Classic Album: Whipping Boy - "Heartworm"



Before we begin, lets be clear, i believe Heartworm to be one of the best albums ever released. Not the best Irish album, not a lost gem, not the best album by a band who never did anything else. Just, on it's own, a great piece of work. From Paul Page's hyper-actively inventive guitar to Fergal McKee's dark-but-beautifully-weird vocals, from the haunting backing vocals to the unlikely singable melodies and everything else, i think its a piece of genius.
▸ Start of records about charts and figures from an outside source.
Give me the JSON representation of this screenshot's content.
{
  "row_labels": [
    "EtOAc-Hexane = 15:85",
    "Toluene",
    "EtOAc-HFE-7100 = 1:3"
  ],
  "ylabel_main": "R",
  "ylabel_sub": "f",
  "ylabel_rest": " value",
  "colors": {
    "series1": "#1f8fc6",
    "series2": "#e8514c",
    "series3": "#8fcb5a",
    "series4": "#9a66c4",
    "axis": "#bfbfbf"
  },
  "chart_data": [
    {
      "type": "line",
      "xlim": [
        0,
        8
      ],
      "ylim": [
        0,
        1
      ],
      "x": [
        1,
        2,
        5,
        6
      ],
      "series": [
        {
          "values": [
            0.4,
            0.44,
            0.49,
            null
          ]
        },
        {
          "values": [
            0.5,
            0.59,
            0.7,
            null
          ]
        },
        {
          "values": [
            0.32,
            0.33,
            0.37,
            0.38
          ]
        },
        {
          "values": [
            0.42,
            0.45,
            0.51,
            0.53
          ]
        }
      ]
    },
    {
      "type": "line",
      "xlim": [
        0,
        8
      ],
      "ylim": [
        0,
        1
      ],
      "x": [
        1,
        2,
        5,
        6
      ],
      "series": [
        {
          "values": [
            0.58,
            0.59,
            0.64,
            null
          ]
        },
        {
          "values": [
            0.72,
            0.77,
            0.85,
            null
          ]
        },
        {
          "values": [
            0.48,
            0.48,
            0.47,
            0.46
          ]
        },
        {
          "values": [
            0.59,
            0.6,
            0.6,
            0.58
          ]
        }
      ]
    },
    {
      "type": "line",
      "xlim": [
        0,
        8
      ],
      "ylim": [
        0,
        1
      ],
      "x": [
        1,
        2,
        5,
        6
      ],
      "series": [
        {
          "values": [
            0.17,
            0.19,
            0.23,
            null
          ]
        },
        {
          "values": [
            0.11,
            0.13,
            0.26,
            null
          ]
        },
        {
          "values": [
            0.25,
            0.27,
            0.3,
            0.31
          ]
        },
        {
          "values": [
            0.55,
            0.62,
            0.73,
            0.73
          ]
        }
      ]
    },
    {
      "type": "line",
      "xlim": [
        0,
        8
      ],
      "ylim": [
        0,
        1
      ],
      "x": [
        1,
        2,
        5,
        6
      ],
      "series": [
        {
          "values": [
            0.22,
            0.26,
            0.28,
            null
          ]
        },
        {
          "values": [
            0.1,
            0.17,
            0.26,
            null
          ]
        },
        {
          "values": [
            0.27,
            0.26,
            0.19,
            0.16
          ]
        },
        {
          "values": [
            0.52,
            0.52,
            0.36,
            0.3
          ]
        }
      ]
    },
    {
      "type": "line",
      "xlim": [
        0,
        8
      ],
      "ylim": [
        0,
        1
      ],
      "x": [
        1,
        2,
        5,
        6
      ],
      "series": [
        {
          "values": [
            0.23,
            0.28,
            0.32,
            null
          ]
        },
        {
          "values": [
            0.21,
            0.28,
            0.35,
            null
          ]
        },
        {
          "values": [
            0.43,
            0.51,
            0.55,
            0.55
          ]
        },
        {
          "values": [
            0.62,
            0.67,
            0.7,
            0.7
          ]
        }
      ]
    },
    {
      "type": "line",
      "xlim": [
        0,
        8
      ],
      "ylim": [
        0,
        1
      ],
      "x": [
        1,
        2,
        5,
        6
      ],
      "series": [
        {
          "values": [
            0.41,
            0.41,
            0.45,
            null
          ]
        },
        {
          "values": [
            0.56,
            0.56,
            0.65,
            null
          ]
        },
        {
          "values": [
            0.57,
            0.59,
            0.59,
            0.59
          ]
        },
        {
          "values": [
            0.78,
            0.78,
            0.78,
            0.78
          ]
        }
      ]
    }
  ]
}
Granted, sometimes it's easy to throw the eyes at couplets like "Today is not a good day for me, for today i found out i was mad" and that kinda thing, but overall, to me it's a classic.
In 1995, Not many people were waiting for a Whipping Boy record, 1992's Submarine had come out to not much fanfare, and well, people were looking at Blur and Oasis and britpop and not really paying attention to four distressed misfits from Dublin. I personally didn't really discover the album until a year or two later, enticed by the single "When we were young", a feelgood, uptempo, and not very represenative single from the record.
From Opening track "Twinkle" McKee's love/hate relationship with women begins, "She's the air i breathe... She's the only one for me". I can't help thinking every song in someway is about his mother, although who knows. Sonically there's a bit of My Bloody Valentine in the guitar sounds, but as with the rest of the album, McKee's half-talking vocal style and lyrics dominate.
"When we were young" is a shiver-up-the-spine type of song, a tune which can drag you back to your teenage years, so much so that it feels he's singing about you. Sad and romantic while being affirming and joyful, its a song they should play to every young band trying to write - if you want to know about subtle melancholy, this is it.
Every song is a further dip into McKee's Issues, he (mistakenly) puts his faith in womanhood in "Tripped", admits he's been a liar all his life in the gorgeous "The Honeymoon is over" and as the song crescendos he calls "so you remember now what it takes to make a mother cry... you stupid boy".
When "We Don't Need Nobody Else" comes around, you're converted, you understand. Detailing a domestic argument where he hits out for the first time, maybe its no wonder why it didn't strike the charts alight, a song so nakedly bitter and, well, adult must have been odd for a 15 year old to get. All the while the music is subtly affecting the mood and ratcheting up the tension, and through the brilliant Blinded, the affecting Personality (and the only weaker tracks Fiction and Users) its the melodies that grab you. Come for the crazy frontman, stay for the gorgeous music.
Finally the last two songs, both on one track, like his "twin mind". A twisted love song, on "Morning Rise" McKee gently sings "When our time comes, i will know...", whether he's talking about the start of love or the end i don't know, but it sounds like he doesn't really know either. The last track is a pretty self-involved mostly spoken-word piece, and while i never really got it, its confession serves as a bookend, the final reveal of his cartoonish problems to colour all the rest of his outpourings.
Either way, The whole album works as a piece, almost like a weird play, and comes from a possibly gone time where a body of songs could work together as a cohesive album, not just a list of singles or a showcase of styles or different random ideas.
While it possibly is a lost gem, its not lost to anyone who loves it.